DOL and OSHA, as well as other federal agencies, are working diligently to encourage COVID-19 vaccinations. OSHA does not wish to have any appearance of discouraging workers from receiving COVID-19 vaccination, and also does not wish to disincentivize employers’ vaccination efforts. As a result, OSHA will not enforce 29 CFR 1904’s recording requirements to require any employers to record worker side effects from COVID-19 vaccination through May 2022. We will reevaluate the agency’s position at that time to determine the best course of action moving forward.
Next May, which is only nine months away, OSHA will look at the issue again. With large companies, which have stables filled with lawyers, this isn’t a huge issue. But for small business owners, already struggling to hire, retain, and keep workers healthy, this is a Sword of Damocles hanging over their heads.
It all comes down to the meaning of “required.” The line drawn by OSHA considers a “recommended” vaccination policy to be truly voluntary only if “an employee’s choice to accept or reject the vaccine cannot affect [his or her] performance rating or professional advancement,” and that an “employee who chooses not to receive the vaccine cannot suffer any repercussions from this choice.”
This means companies which offer incentives for vaccination, that employees who decline to be vaccinated do not receive, will potentially be subject to the OSHA 300 log reporting requirement. Any time an employee becomes sick and misses work due to a vaccination that the employer provided incentives for, it can count against that business.
It’s not a small deal. In competitive bidding, many corporations use OSHA data to determine if a prospective contractor is operated safely, and bids can be won or lost based on that data. Insurers use OSHA data to set Workmen’s Compensation rates, which can increase when workers get sick due to vaccine side effects and complications.

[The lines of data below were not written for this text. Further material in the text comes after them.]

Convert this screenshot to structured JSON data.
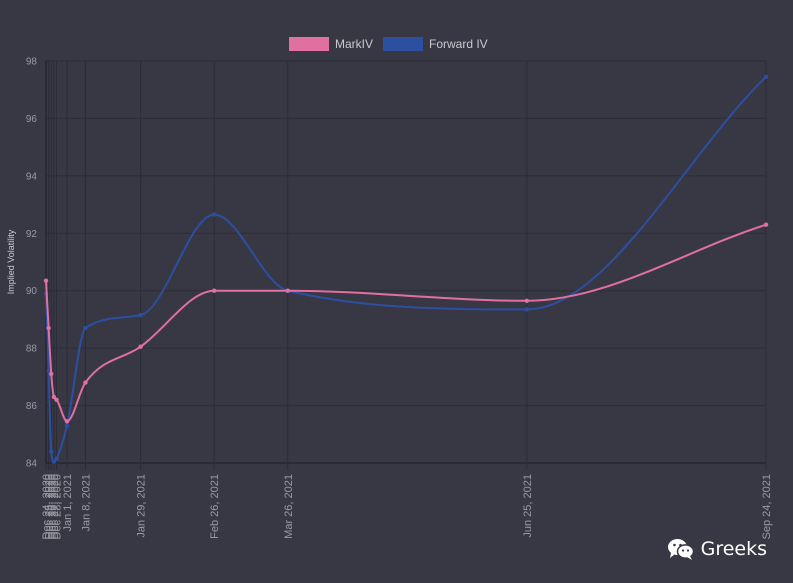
{
  "chart_data": {
    "type": "line",
    "ylabel": "Implied Volatility",
    "ylim": [
      84,
      98
    ],
    "yticks": [
      84,
      86,
      88,
      90,
      92,
      94,
      96,
      98
    ],
    "grid": true,
    "legend_position": "top",
    "categories": [
      "Dec 24, 2020",
      "Dec 25, 2020",
      "Dec 26, 2020",
      "Dec 27, 2020",
      "Dec 28, 2020",
      "Jan 1, 2021",
      "Jan 8, 2021",
      "Jan 29, 2021",
      "Feb 26, 2021",
      "Mar 26, 2021",
      "Jun 25, 2021",
      "Sep 24, 2021"
    ],
    "x_dates": [
      "2020-12-24",
      "2020-12-25",
      "2020-12-26",
      "2020-12-27",
      "2020-12-28",
      "2021-01-01",
      "2021-01-08",
      "2021-01-29",
      "2021-02-26",
      "2021-03-26",
      "2021-06-25",
      "2021-09-24"
    ],
    "series": [
      {
        "name": "MarkIV",
        "color": "#e0709f",
        "values": [
          90.35,
          88.7,
          87.1,
          86.3,
          86.2,
          85.45,
          86.8,
          88.05,
          90.0,
          90.0,
          89.65,
          92.3
        ]
      },
      {
        "name": "Forward IV",
        "color": "#2d4fa0",
        "values": [
          89.9,
          87.2,
          84.4,
          84.05,
          84.15,
          85.3,
          88.7,
          89.15,
          92.65,
          90.0,
          89.35,
          97.45
        ]
      }
    ]
  },
  "watermark": {
    "text": "Greeks",
    "icon": "wechat-icon"
  }
}
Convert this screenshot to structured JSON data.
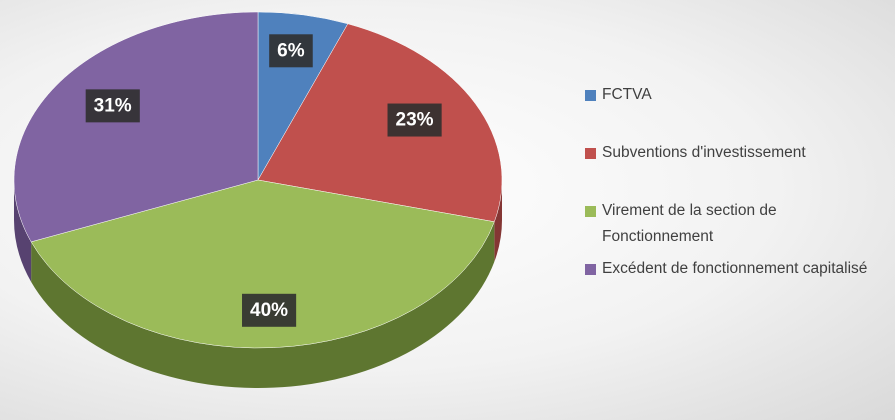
{
  "chart_data": {
    "type": "pie",
    "categories": [
      "FCTVA",
      "Subventions d'investissement",
      "Virement de la section de Fonctionnement",
      "Excédent de fonctionnement capitalisé"
    ],
    "values": [
      6,
      23,
      40,
      31
    ],
    "value_labels": [
      "6%",
      "23%",
      "40%",
      "31%"
    ],
    "colors": [
      "#4f81bd",
      "#c0504d",
      "#9bbb59",
      "#8064a2"
    ],
    "side_colors": [
      "#36597f",
      "#843634",
      "#5e7630",
      "#574270"
    ],
    "legend": "right"
  }
}
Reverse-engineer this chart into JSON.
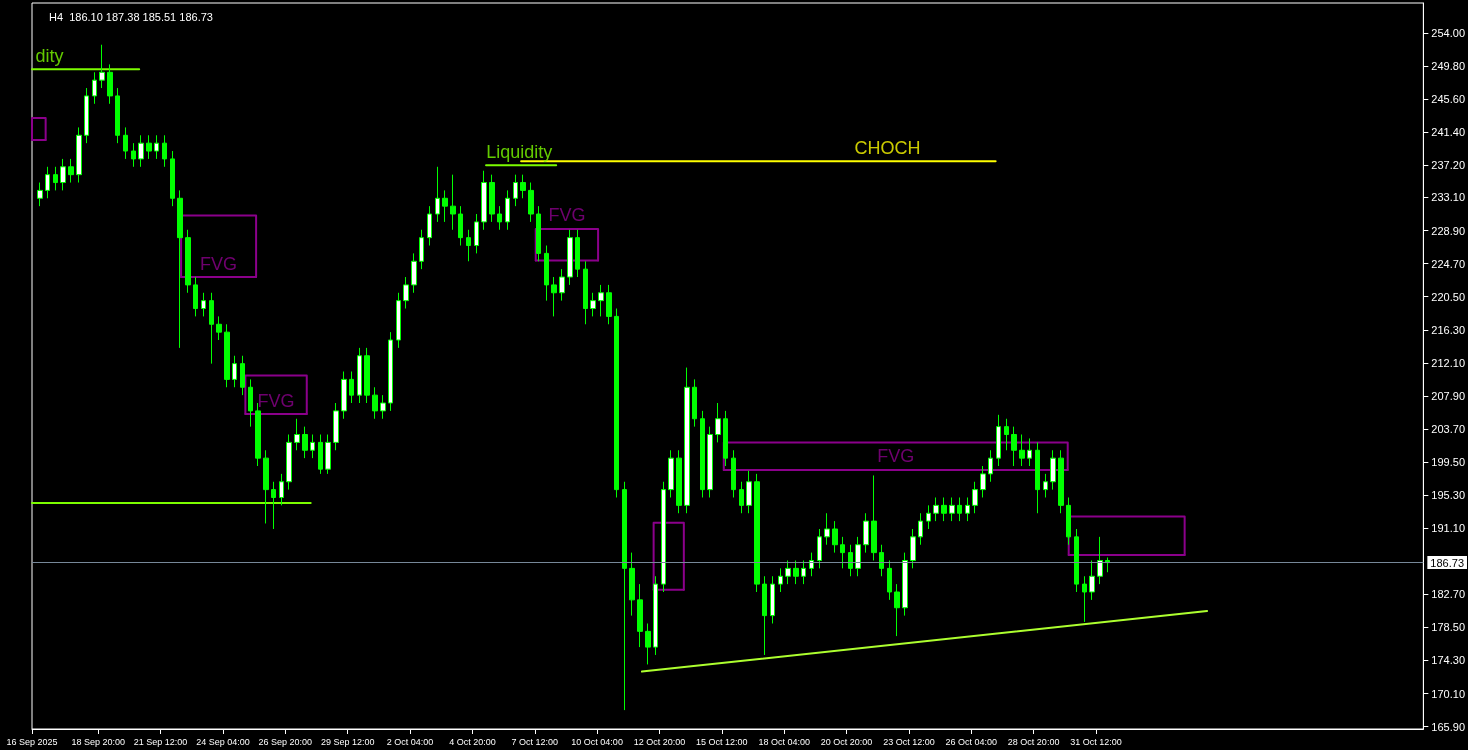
{
  "chart_data": {
    "type": "candlestick",
    "title": "H4  186.10 187.38 185.51 186.73",
    "color": "#00ff00",
    "x": [
      "2025-09-16T08:00",
      "2025-09-16T16:00",
      "2025-09-17T00:00",
      "2025-09-17T08:00",
      "2025-09-17T16:00",
      "2025-09-18T00:00",
      "2025-09-18T08:00",
      "2025-09-18T16:00",
      "2025-09-19T00:00",
      "2025-09-19T08:00",
      "2025-09-19T16:00",
      "2025-09-20T00:00",
      "2025-09-20T08:00",
      "2025-09-20T16:00",
      "2025-09-21T00:00",
      "2025-09-21T08:00",
      "2025-09-21T16:00",
      "2025-09-22T00:00",
      "2025-09-22T08:00",
      "2025-09-22T16:00",
      "2025-09-23T00:00",
      "2025-09-23T08:00",
      "2025-09-23T16:00",
      "2025-09-24T00:00",
      "2025-09-24T08:00",
      "2025-09-24T16:00",
      "2025-09-25T00:00",
      "2025-09-25T08:00",
      "2025-09-25T16:00",
      "2025-09-26T00:00",
      "2025-09-26T08:00",
      "2025-09-26T16:00",
      "2025-09-27T00:00",
      "2025-09-27T08:00",
      "2025-09-27T16:00",
      "2025-09-28T00:00",
      "2025-09-28T08:00",
      "2025-09-28T16:00",
      "2025-09-29T00:00",
      "2025-09-29T08:00",
      "2025-09-29T16:00",
      "2025-09-30T00:00",
      "2025-09-30T08:00",
      "2025-09-30T16:00",
      "2025-10-01T00:00",
      "2025-10-01T08:00",
      "2025-10-01T16:00",
      "2025-10-02T00:00",
      "2025-10-02T08:00",
      "2025-10-02T16:00",
      "2025-10-03T00:00",
      "2025-10-03T08:00",
      "2025-10-03T16:00",
      "2025-10-04T00:00",
      "2025-10-04T08:00",
      "2025-10-04T16:00",
      "2025-10-05T00:00",
      "2025-10-05T08:00",
      "2025-10-05T16:00",
      "2025-10-06T00:00",
      "2025-10-06T08:00",
      "2025-10-06T16:00",
      "2025-10-07T00:00",
      "2025-10-07T08:00",
      "2025-10-07T16:00",
      "2025-10-08T00:00",
      "2025-10-08T08:00",
      "2025-10-08T16:00",
      "2025-10-09T00:00",
      "2025-10-09T08:00",
      "2025-10-09T16:00",
      "2025-10-10T00:00",
      "2025-10-10T08:00",
      "2025-10-10T16:00",
      "2025-10-11T00:00",
      "2025-10-11T08:00",
      "2025-10-11T16:00",
      "2025-10-12T00:00",
      "2025-10-12T08:00",
      "2025-10-12T16:00",
      "2025-10-13T00:00",
      "2025-10-13T08:00",
      "2025-10-13T16:00",
      "2025-10-14T00:00",
      "2025-10-14T08:00",
      "2025-10-14T16:00",
      "2025-10-15T00:00",
      "2025-10-15T08:00",
      "2025-10-15T16:00",
      "2025-10-16T00:00",
      "2025-10-16T08:00",
      "2025-10-16T16:00",
      "2025-10-17T00:00",
      "2025-10-17T08:00",
      "2025-10-17T16:00",
      "2025-10-18T00:00",
      "2025-10-18T08:00",
      "2025-10-18T16:00",
      "2025-10-19T00:00",
      "2025-10-19T08:00",
      "2025-10-19T16:00",
      "2025-10-20T00:00",
      "2025-10-20T08:00",
      "2025-10-20T16:00",
      "2025-10-21T00:00",
      "2025-10-21T08:00",
      "2025-10-21T16:00",
      "2025-10-22T00:00",
      "2025-10-22T08:00",
      "2025-10-22T16:00",
      "2025-10-23T00:00",
      "2025-10-23T08:00",
      "2025-10-23T16:00",
      "2025-10-24T00:00",
      "2025-10-24T08:00",
      "2025-10-24T16:00",
      "2025-10-25T00:00",
      "2025-10-25T08:00",
      "2025-10-25T16:00",
      "2025-10-26T00:00",
      "2025-10-26T08:00",
      "2025-10-26T16:00",
      "2025-10-27T00:00",
      "2025-10-27T08:00",
      "2025-10-27T16:00",
      "2025-10-28T00:00",
      "2025-10-28T08:00",
      "2025-10-28T16:00",
      "2025-10-29T00:00",
      "2025-10-29T08:00",
      "2025-10-29T16:00",
      "2025-10-30T00:00",
      "2025-10-30T08:00",
      "2025-10-30T16:00",
      "2025-10-31T00:00",
      "2025-10-31T08:00",
      "2025-10-31T16:00",
      "2025-11-01T00:00"
    ],
    "ohlc": [
      [
        233,
        235,
        232,
        234
      ],
      [
        234,
        237,
        233,
        236
      ],
      [
        236,
        237,
        234,
        235
      ],
      [
        235,
        238,
        234,
        237
      ],
      [
        237,
        238,
        235,
        236
      ],
      [
        236,
        242,
        235,
        241
      ],
      [
        241,
        247,
        240,
        246
      ],
      [
        246,
        249,
        245,
        248
      ],
      [
        248,
        252.5,
        247,
        249
      ],
      [
        249,
        250,
        245,
        246
      ],
      [
        246,
        247,
        240,
        241
      ],
      [
        241,
        242,
        238,
        239
      ],
      [
        239,
        240,
        237,
        238
      ],
      [
        238,
        241,
        237,
        240
      ],
      [
        240,
        241,
        238,
        239
      ],
      [
        239,
        241,
        238,
        240
      ],
      [
        240,
        241,
        237,
        238
      ],
      [
        238,
        239,
        232,
        233
      ],
      [
        233,
        234,
        214,
        228
      ],
      [
        228,
        229,
        221,
        222
      ],
      [
        222,
        223,
        218,
        219
      ],
      [
        219,
        221,
        218,
        220
      ],
      [
        220,
        221,
        212,
        217
      ],
      [
        217,
        218,
        215,
        216
      ],
      [
        216,
        217,
        209,
        210
      ],
      [
        210,
        213,
        209,
        212
      ],
      [
        212,
        213,
        208,
        209
      ],
      [
        209,
        210,
        204,
        206
      ],
      [
        206,
        207,
        199,
        200
      ],
      [
        200,
        201,
        191.7,
        196
      ],
      [
        196,
        197,
        191,
        195
      ],
      [
        195,
        198,
        194,
        197
      ],
      [
        197,
        203,
        196,
        202
      ],
      [
        202,
        205,
        201,
        203
      ],
      [
        203,
        204,
        200,
        201
      ],
      [
        201,
        203,
        200,
        202
      ],
      [
        202,
        203,
        198,
        198.6
      ],
      [
        198.6,
        203,
        198,
        202
      ],
      [
        202,
        207,
        201,
        206
      ],
      [
        206,
        211,
        205,
        210
      ],
      [
        210,
        211,
        207,
        208
      ],
      [
        208,
        214,
        207,
        213
      ],
      [
        213,
        214,
        207,
        208
      ],
      [
        208,
        209,
        205,
        206
      ],
      [
        206,
        208,
        205,
        207
      ],
      [
        207,
        216,
        206,
        215
      ],
      [
        215,
        221,
        214,
        220
      ],
      [
        220,
        223,
        219,
        222
      ],
      [
        222,
        226,
        221,
        225
      ],
      [
        225,
        229,
        224,
        228
      ],
      [
        228,
        232,
        227,
        231
      ],
      [
        231,
        237,
        230,
        233
      ],
      [
        233,
        234,
        230,
        232
      ],
      [
        232,
        236,
        229,
        231
      ],
      [
        231,
        232,
        227,
        228
      ],
      [
        228,
        229,
        225,
        227
      ],
      [
        227,
        231,
        226,
        230
      ],
      [
        230,
        236.5,
        229,
        235
      ],
      [
        235,
        236,
        230,
        231
      ],
      [
        231,
        232,
        229,
        230
      ],
      [
        230,
        234,
        229,
        233
      ],
      [
        233,
        236,
        232,
        235
      ],
      [
        235,
        236,
        233,
        234
      ],
      [
        234,
        235,
        230,
        231
      ],
      [
        231,
        232,
        225,
        226
      ],
      [
        226,
        227,
        220,
        222
      ],
      [
        222,
        223,
        218,
        221
      ],
      [
        221,
        224,
        220,
        223
      ],
      [
        223,
        229,
        222,
        228
      ],
      [
        228,
        229,
        223,
        224
      ],
      [
        224,
        225,
        217,
        219
      ],
      [
        219,
        221,
        218,
        220
      ],
      [
        220,
        222,
        218,
        221
      ],
      [
        221,
        222,
        217,
        218
      ],
      [
        218,
        219,
        195,
        196
      ],
      [
        196,
        197,
        168,
        186
      ],
      [
        186,
        188,
        180,
        182
      ],
      [
        182,
        184,
        176,
        178
      ],
      [
        178,
        179,
        173.8,
        176
      ],
      [
        176,
        185,
        175,
        184
      ],
      [
        184,
        197,
        183,
        196
      ],
      [
        196,
        201,
        195,
        200
      ],
      [
        200,
        201,
        193,
        194
      ],
      [
        194,
        211.5,
        193,
        209
      ],
      [
        209,
        210,
        204,
        205
      ],
      [
        205,
        206,
        195,
        196
      ],
      [
        196,
        204,
        195,
        203
      ],
      [
        203,
        207,
        202,
        205
      ],
      [
        205,
        206,
        199,
        200
      ],
      [
        200,
        201,
        195,
        196
      ],
      [
        196,
        197,
        193,
        194
      ],
      [
        194,
        198.4,
        193,
        197
      ],
      [
        197,
        198,
        183,
        184
      ],
      [
        184,
        185,
        175,
        180
      ],
      [
        180,
        185,
        179,
        184
      ],
      [
        184,
        186,
        183,
        185
      ],
      [
        185,
        187,
        184,
        186
      ],
      [
        186,
        187,
        184,
        185
      ],
      [
        185,
        187,
        184,
        186
      ],
      [
        186,
        188,
        185,
        187
      ],
      [
        187,
        191,
        186,
        190
      ],
      [
        190,
        193,
        189,
        191
      ],
      [
        191,
        192,
        188,
        189
      ],
      [
        189,
        190,
        186,
        188
      ],
      [
        188,
        189,
        185,
        186
      ],
      [
        186,
        190,
        185,
        189
      ],
      [
        189,
        193,
        188,
        192
      ],
      [
        192,
        197.8,
        187,
        188
      ],
      [
        188,
        189,
        185,
        186
      ],
      [
        186,
        187,
        182,
        183
      ],
      [
        183,
        184,
        177.4,
        181
      ],
      [
        181,
        188,
        180,
        187
      ],
      [
        187,
        191,
        186,
        190
      ],
      [
        190,
        193,
        189,
        192
      ],
      [
        192,
        194,
        191,
        193
      ],
      [
        193,
        195,
        192,
        194
      ],
      [
        194,
        195,
        192,
        193
      ],
      [
        193,
        195,
        192,
        194
      ],
      [
        194,
        195,
        192,
        193
      ],
      [
        193,
        195,
        192,
        194
      ],
      [
        194,
        197,
        193,
        196
      ],
      [
        196,
        199,
        195,
        198
      ],
      [
        198,
        201,
        197,
        200
      ],
      [
        200,
        205.5,
        199,
        204
      ],
      [
        204,
        205,
        201,
        203
      ],
      [
        203,
        204,
        199,
        201
      ],
      [
        201,
        203,
        199,
        200
      ],
      [
        200,
        202.5,
        199,
        201
      ],
      [
        201,
        202,
        193,
        196
      ],
      [
        196,
        198,
        195,
        197
      ],
      [
        197,
        201,
        196,
        200
      ],
      [
        200,
        201,
        193,
        194
      ],
      [
        194,
        195,
        189,
        190
      ],
      [
        190,
        191,
        183,
        184
      ],
      [
        184,
        185,
        179.2,
        183
      ],
      [
        183,
        187,
        182,
        185
      ],
      [
        185,
        190,
        184,
        187
      ],
      [
        187,
        187.38,
        185.51,
        186.73
      ]
    ],
    "series": [
      {
        "type": "line",
        "color": "#7cfc00",
        "x": [
          "2025-09-16T00:00",
          "2025-09-16T18:00",
          "2025-09-20T14:00"
        ],
        "values": [
          249.4,
          249.4,
          249.4
        ]
      },
      {
        "type": "line",
        "color": "#7cfc00",
        "x": [
          "2025-09-16T00:00",
          "2025-09-27T22:00"
        ],
        "values": [
          194.3,
          194.3
        ]
      },
      {
        "type": "line",
        "color": "#7cfc00",
        "x": [
          "2025-10-05T10:00",
          "2025-10-06T20:00",
          "2025-10-08T10:00"
        ],
        "values": [
          237.2,
          237.2,
          237.2
        ]
      },
      {
        "type": "line",
        "color": "#ffff00",
        "x": [
          "2025-10-06T22:00",
          "2025-10-22T14:00",
          "2025-10-27T05:00"
        ],
        "values": [
          237.7,
          237.7,
          237.7
        ]
      },
      {
        "type": "line",
        "color": "#adff2f",
        "x": [
          "2025-10-12T02:00",
          "2025-11-05T06:00"
        ],
        "values": [
          172.9,
          180.6
        ]
      },
      {
        "type": "line",
        "color": "#8b008b",
        "x": [
          "2025-09-16T00:00",
          "2025-09-16T00:00",
          "2025-09-16T14:00",
          "2025-09-16T14:00"
        ],
        "values": [
          240.4,
          243.2,
          243.2,
          240.4
        ]
      },
      {
        "type": "line",
        "color": "#8b008b",
        "x": [
          "2025-09-16T00:00",
          "2025-09-16T14:00"
        ],
        "values": [
          240.4,
          240.4
        ]
      },
      {
        "type": "line",
        "color": "#8b008b",
        "x": [
          "2025-09-22T09:00",
          "2025-09-22T09:00",
          "2025-09-25T14:00",
          "2025-09-25T14:00"
        ],
        "values": [
          223.0,
          230.8,
          230.8,
          223.0
        ]
      },
      {
        "type": "line",
        "color": "#8b008b",
        "x": [
          "2025-09-22T09:00",
          "2025-09-23T23:30",
          "2025-09-25T14:00"
        ],
        "values": [
          223.0,
          223.0,
          223.0
        ]
      },
      {
        "type": "line",
        "color": "#8b008b",
        "x": [
          "2025-09-25T03:00",
          "2025-09-25T03:00",
          "2025-09-27T18:00",
          "2025-09-27T18:00"
        ],
        "values": [
          205.6,
          210.5,
          210.5,
          205.6
        ]
      },
      {
        "type": "line",
        "color": "#8b008b",
        "x": [
          "2025-09-25T03:00",
          "2025-09-26T10:30",
          "2025-09-27T18:00"
        ],
        "values": [
          205.6,
          205.6,
          205.6
        ]
      },
      {
        "type": "line",
        "color": "#8b008b",
        "x": [
          "2025-10-07T13:00",
          "2025-10-07T13:00",
          "2025-10-08T21:00",
          "2025-10-10T05:00",
          "2025-10-10T05:00"
        ],
        "values": [
          225.1,
          229.1,
          229.1,
          229.1,
          225.1
        ]
      },
      {
        "type": "line",
        "color": "#8b008b",
        "x": [
          "2025-10-07T13:00",
          "2025-10-10T05:00"
        ],
        "values": [
          225.1,
          225.1
        ]
      },
      {
        "type": "line",
        "color": "#8b008b",
        "x": [
          "2025-10-12T14:00",
          "2025-10-12T14:00",
          "2025-10-13T21:00",
          "2025-10-13T21:00"
        ],
        "values": [
          183.3,
          191.8,
          191.8,
          183.3
        ]
      },
      {
        "type": "line",
        "color": "#8b008b",
        "x": [
          "2025-10-12T14:00",
          "2025-10-13T21:00"
        ],
        "values": [
          183.3,
          183.3
        ]
      },
      {
        "type": "line",
        "color": "#8b008b",
        "x": [
          "2025-10-15T14:00",
          "2025-10-15T14:00",
          "2025-10-30T07:00",
          "2025-10-30T07:00"
        ],
        "values": [
          198.5,
          202.0,
          202.0,
          198.5
        ]
      },
      {
        "type": "line",
        "color": "#8b008b",
        "x": [
          "2025-10-15T14:00",
          "2025-10-22T22:30",
          "2025-10-30T07:00"
        ],
        "values": [
          198.5,
          198.5,
          198.5
        ]
      },
      {
        "type": "line",
        "color": "#8b008b",
        "x": [
          "2025-10-30T08:00",
          "2025-10-30T08:00",
          "2025-11-04T07:00",
          "2025-11-04T07:00"
        ],
        "values": [
          187.7,
          192.6,
          192.6,
          187.7
        ]
      },
      {
        "type": "line",
        "color": "#8b008b",
        "x": [
          "2025-10-30T08:00",
          "2025-11-04T07:00"
        ],
        "values": [
          187.7,
          187.7
        ]
      }
    ],
    "annotations": [
      {
        "text": "dity",
        "x": "2025-09-16T18:00",
        "y": 249.4
      },
      {
        "text": "FVG",
        "x": "2025-09-23T23:30",
        "y": 223.0
      },
      {
        "text": "FVG",
        "x": "2025-09-26T10:30",
        "y": 205.6
      },
      {
        "text": "Liquidity",
        "x": "2025-10-06T20:00",
        "y": 237.2
      },
      {
        "text": "FVG",
        "x": "2025-10-08T21:00",
        "y": 229.1
      },
      {
        "text": "CHOCH",
        "x": "2025-10-22T14:00",
        "y": 237.7
      },
      {
        "text": "FVG",
        "x": "2025-10-22T22:30",
        "y": 198.5
      }
    ],
    "ref_lines": [
      {
        "axis": "y",
        "value": 186.73,
        "label": "186.73",
        "color": "#778899"
      }
    ],
    "xlim": [
      "2025-09-16T00:00",
      "2025-11-14T12:00"
    ],
    "xticks": [
      {
        "value": "2025-09-16",
        "label": "16 Sep 2025"
      },
      {
        "value": "2025-09-18T20:00",
        "label": "18 Sep 20:00"
      },
      {
        "value": "2025-09-21T12:00",
        "label": "21 Sep 12:00"
      },
      {
        "value": "2025-09-24T04:00",
        "label": "24 Sep 04:00"
      },
      {
        "value": "2025-09-26T20:00",
        "label": "26 Sep 20:00"
      },
      {
        "value": "2025-09-29T12:00",
        "label": "29 Sep 12:00"
      },
      {
        "value": "2025-10-02T04:00",
        "label": "2 Oct 04:00"
      },
      {
        "value": "2025-10-04T20:00",
        "label": "4 Oct 20:00"
      },
      {
        "value": "2025-10-07T12:00",
        "label": "7 Oct 12:00"
      },
      {
        "value": "2025-10-10T04:00",
        "label": "10 Oct 04:00"
      },
      {
        "value": "2025-10-12T20:00",
        "label": "12 Oct 20:00"
      },
      {
        "value": "2025-10-15T12:00",
        "label": "15 Oct 12:00"
      },
      {
        "value": "2025-10-18T04:00",
        "label": "18 Oct 04:00"
      },
      {
        "value": "2025-10-20T20:00",
        "label": "20 Oct 20:00"
      },
      {
        "value": "2025-10-23T12:00",
        "label": "23 Oct 12:00"
      },
      {
        "value": "2025-10-26T04:00",
        "label": "26 Oct 04:00"
      },
      {
        "value": "2025-10-28T20:00",
        "label": "28 Oct 20:00"
      },
      {
        "value": "2025-10-31T12:00",
        "label": "31 Oct 12:00"
      }
    ],
    "ylim": [
      165.6,
      257.8
    ],
    "yticks": [
      {
        "value": 254,
        "label": "254.00"
      },
      {
        "value": 249.8,
        "label": "249.80"
      },
      {
        "value": 245.6,
        "label": "245.60"
      },
      {
        "value": 241.4,
        "label": "241.40"
      },
      {
        "value": 237.2,
        "label": "237.20"
      },
      {
        "value": 233.1,
        "label": "233.10"
      },
      {
        "value": 228.9,
        "label": "228.90"
      },
      {
        "value": 224.7,
        "label": "224.70"
      },
      {
        "value": 220.5,
        "label": "220.50"
      },
      {
        "value": 216.3,
        "label": "216.30"
      },
      {
        "value": 212.1,
        "label": "212.10"
      },
      {
        "value": 207.9,
        "label": "207.90"
      },
      {
        "value": 203.7,
        "label": "203.70"
      },
      {
        "value": 199.5,
        "label": "199.50"
      },
      {
        "value": 195.3,
        "label": "195.30"
      },
      {
        "value": 191.1,
        "label": "191.10"
      },
      {
        "value": 182.7,
        "label": "182.70"
      },
      {
        "value": 178.5,
        "label": "178.50"
      },
      {
        "value": 174.3,
        "label": "174.30"
      },
      {
        "value": 170.1,
        "label": "170.10"
      },
      {
        "value": 165.9,
        "label": "165.90"
      }
    ]
  }
}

Once vaccinated, what happens when the government decides a third booster shot is required? A recent survey found that the Pfizer vaccine, given in a third dose booster, has the same side effects as the second shot. Many employees lose a day or more of work after their second shot. I took the J&J one-and-done, and lost a day of work to the side effects. If I got the booster shot, I might lose another day, and if my employer compensated me for getting it, they could have to report it as a work-related illness.
The “voluntary” designation means that the employer in no way, with a prize, or even a lottery, offered incentives for vaccination, or a mandate for vaccination.
But isn’t that the exact behavior the Biden administration wants to incentivize?
The federal government needs to get its act together. The FDA needs to complete the Operation Warp Speed mission and fully approve the vaccines. OSHA and DOL need to permanently do away with work-related illness reporting for vaccinated employees.
In fact, now would be a great time for Congress to reauthorize the Families First Coronavirus Response Act (FFCRA) federally-paid leave. With the Delta variant increasing case loads, companies are placed between a regulatory rock and a virus hard place—mandate vaccines and you potentially own the consequences, make them totally voluntary and you could lose half your workforce to COVID-19 quarantine, or worse.
Big companies and the government alone cannot get America to herd immunity. With one hand, the government giveth its sweeping vision to end the pandemic, and with the other hand, it taketh away the tools to get there.